Even among couples where both partners work in high-paying fields like consulting and technology, the AI gold rush has widened the pay gap.
Megan Lieu, 29, founder of ML Data, a company that creates content about AI and technology, said her revenue has skyrocketed since 2022, the year ChatGPT was released. It has since partnered with Anthropic, Nvidia, Salesforce and Adobe, all companies that have benefited financially from artificial intelligence.
Ms. Lieu’s company generated more than $660,000 last year, with brand deals the main source of revenue, she said.
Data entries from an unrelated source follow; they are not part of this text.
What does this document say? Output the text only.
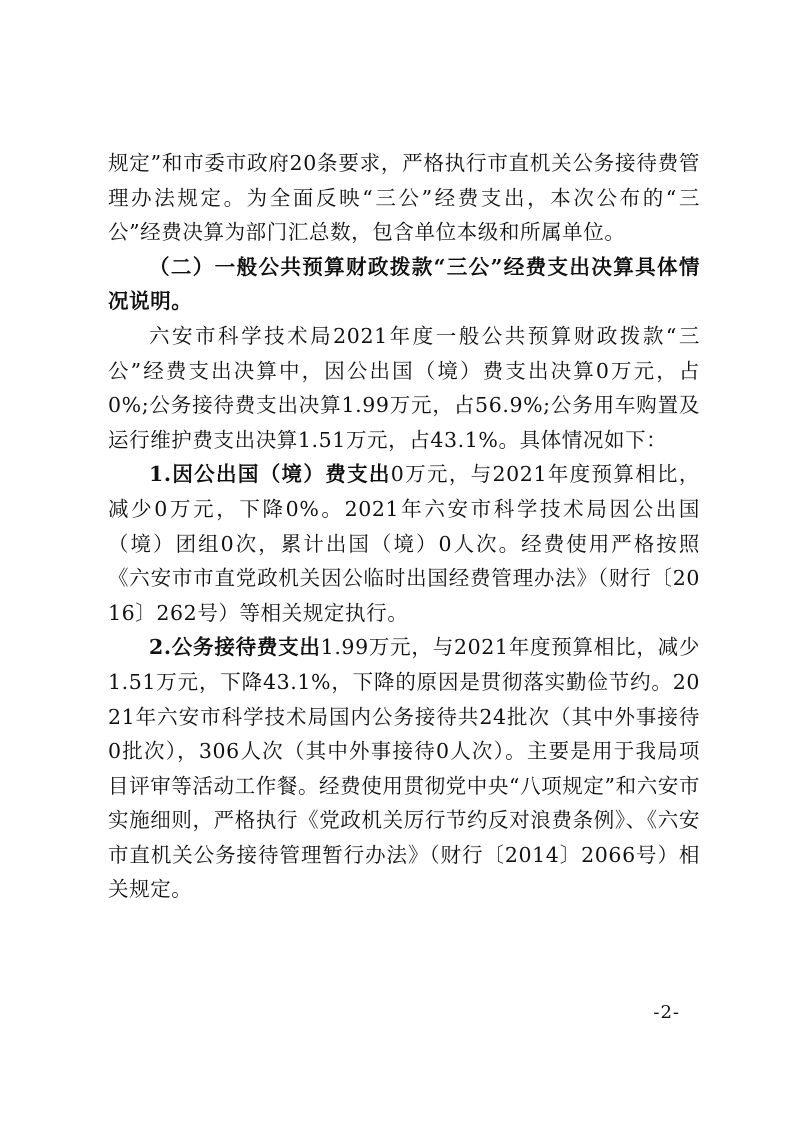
规定”和市委市政府20条要求，严格执行市直机关公务接待费管理办法规定。为全面反映“三公”经费支出，本次公布的“三公”经费决算为部门汇总数，包含单位本级和所属单位。

（二）一般公共预算财政拨款“三公”经费支出决算具体情况说明。

六安市科学技术局2021年度一般公共预算财政拨款“三公”经费支出决算中，因公出国（境）费支出决算0万元，占0%;公务接待费支出决算1.99万元，占56.9%;公务用车购置及运行维护费支出决算1.51万元，占43.1%。具体情况如下：

1.因公出国（境）费支出0万元，与2021年度预算相比，减少0万元，下降0%。2021年六安市科学技术局因公出国（境）团组0次，累计出国（境）0人次。经费使用严格按照《六安市市直党政机关因公临时出国经费管理办法》（财行〔2016〕262号）等相关规定执行。

2.公务接待费支出1.99万元，与2021年度预算相比，减少1.51万元，下降43.1%，下降的原因是贯彻落实勤俭节约。2021年六安市科学技术局国内公务接待共24批次（其中外事接待0批次），306人次（其中外事接待0人次）。主要是用于我局项目评审等活动工作餐。经费使用贯彻党中央“八项规定”和六安市实施细则，严格执行《党政机关厉行节约反对浪费条例》、《六安市直机关公务接待管理暂行办法》（财行〔2014〕2066号）相关规定。

-2-
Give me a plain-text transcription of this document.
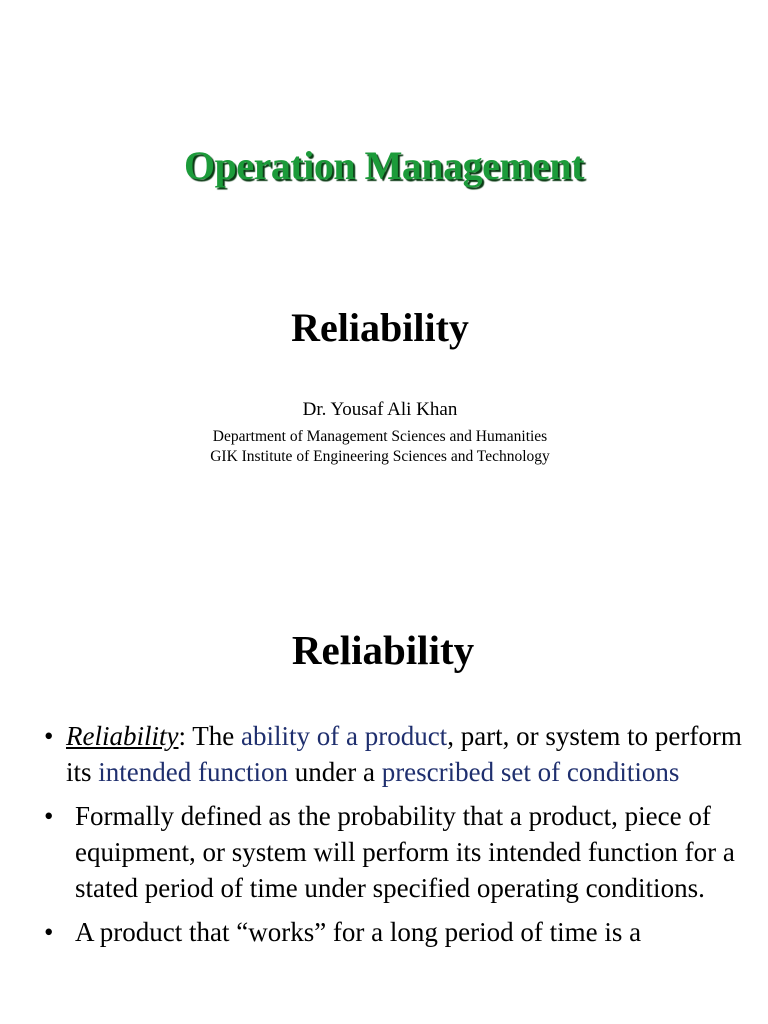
Operation Management
Reliability
Dr. Yousaf Ali Khan
Department of Management Sciences and Humanities
GIK Institute of Engineering Sciences and Technology
Reliability
• Reliability: The ability of a product, part, or system to perform its intended function under a prescribed set of conditions
• Formally defined as the probability that a product, piece of equipment, or system will perform its intended function for a stated period of time under specified operating conditions.
• A product that “works” for a long period of time is a
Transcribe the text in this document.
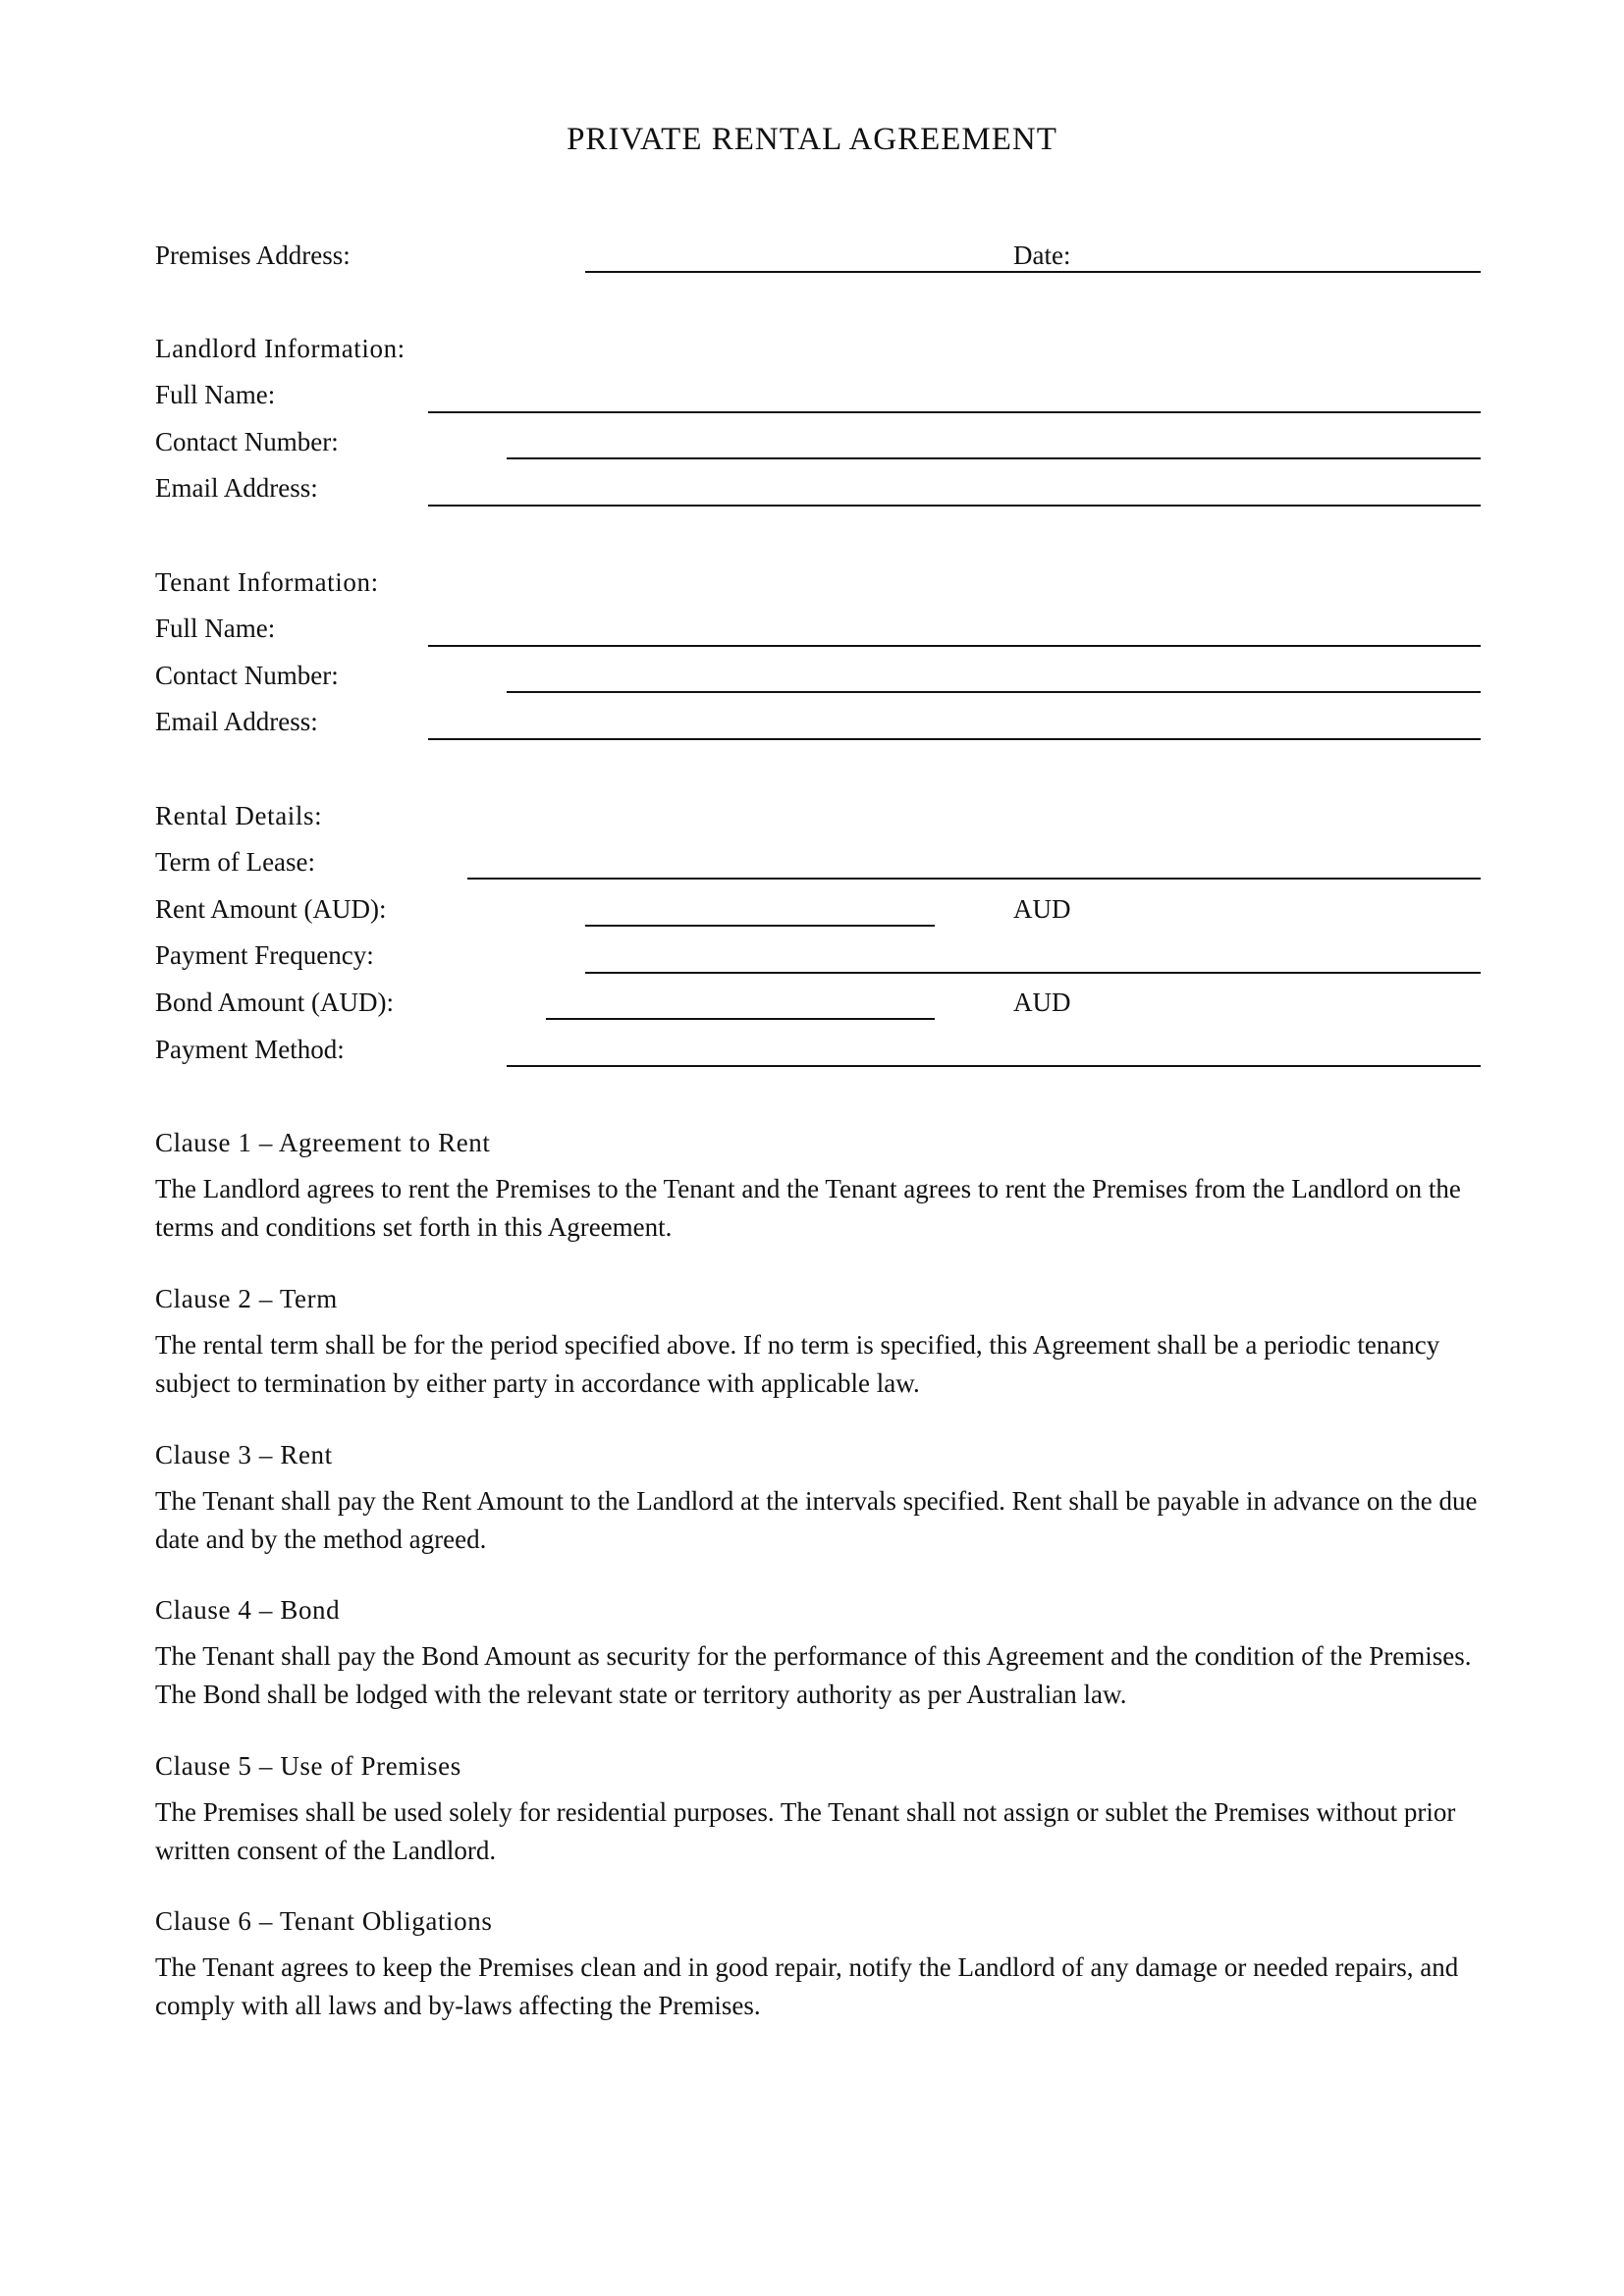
PRIVATE RENTAL AGREEMENT
Premises Address:	Date:
Landlord Information:
Full Name:
Contact Number:
Email Address:
Tenant Information:
Full Name:
Contact Number:
Email Address:
Rental Details:
Term of Lease:
Rent Amount (AUD):	AUD
Payment Frequency:
Bond Amount (AUD):	AUD
Payment Method:
Clause 1 – Agreement to Rent
The Landlord agrees to rent the Premises to the Tenant and the Tenant agrees to rent the Premises from the Landlord on the terms and conditions set forth in this Agreement.
Clause 2 – Term
The rental term shall be for the period specified above. If no term is specified, this Agreement shall be a periodic tenancy subject to termination by either party in accordance with applicable law.
Clause 3 – Rent
The Tenant shall pay the Rent Amount to the Landlord at the intervals specified. Rent shall be payable in advance on the due date and by the method agreed.
Clause 4 – Bond
The Tenant shall pay the Bond Amount as security for the performance of this Agreement and the condition of the Premises. The Bond shall be lodged with the relevant state or territory authority as per Australian law.
Clause 5 – Use of Premises
The Premises shall be used solely for residential purposes. The Tenant shall not assign or sublet the Premises without prior written consent of the Landlord.
Clause 6 – Tenant Obligations
The Tenant agrees to keep the Premises clean and in good repair, notify the Landlord of any damage or needed repairs, and comply with all laws and by-laws affecting the Premises.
She earns about five times as much as her boyfriend Daniel Kim, 32, who works in management consulting, and they live together in the Washington, D.C. area at a property she owns. Although Mr. Kim pays Ms. Lieu about the same share of the mortgage costs each month, she covers a larger share of other housing costs — such as homeowners’ association fees and utilities.
“Being in the world of content creation around AI, I have met many other women, families and people who have such unconventional households – where sometimes the woman makes the greater contribution,” said Ms. Lieu. She said that she viewed Mr. Kim as her equal and that the income difference had not caused tension in their relationship.
“I would never consider my partner a competitor, but I would say that I’m usually pretty competitive compared to my peers,” she said.
Mr. Kim said he would prefer to cover everyday expenses, including picking up the check on dates and paying the couple’s grocery bills.
“It’s just a kind gesture that I want to do to my girlfriend, and I enjoy doing that kind of gesture,” he said. “The same goes for my family and my dogs. I just enjoy giving them a kind gesture when I can.”
Ms. Lieu and Mr. Kim have spoken informally about what a prenuptial agreement might look like. When a person’s investment explodes, they don’t necessarily look at it as an individual, but say that the other partner contributed indirectly, whether through support or sacrifice.
“If you agree to a marriage,” he said, “you are, in a sense, agreeing to a marriage.”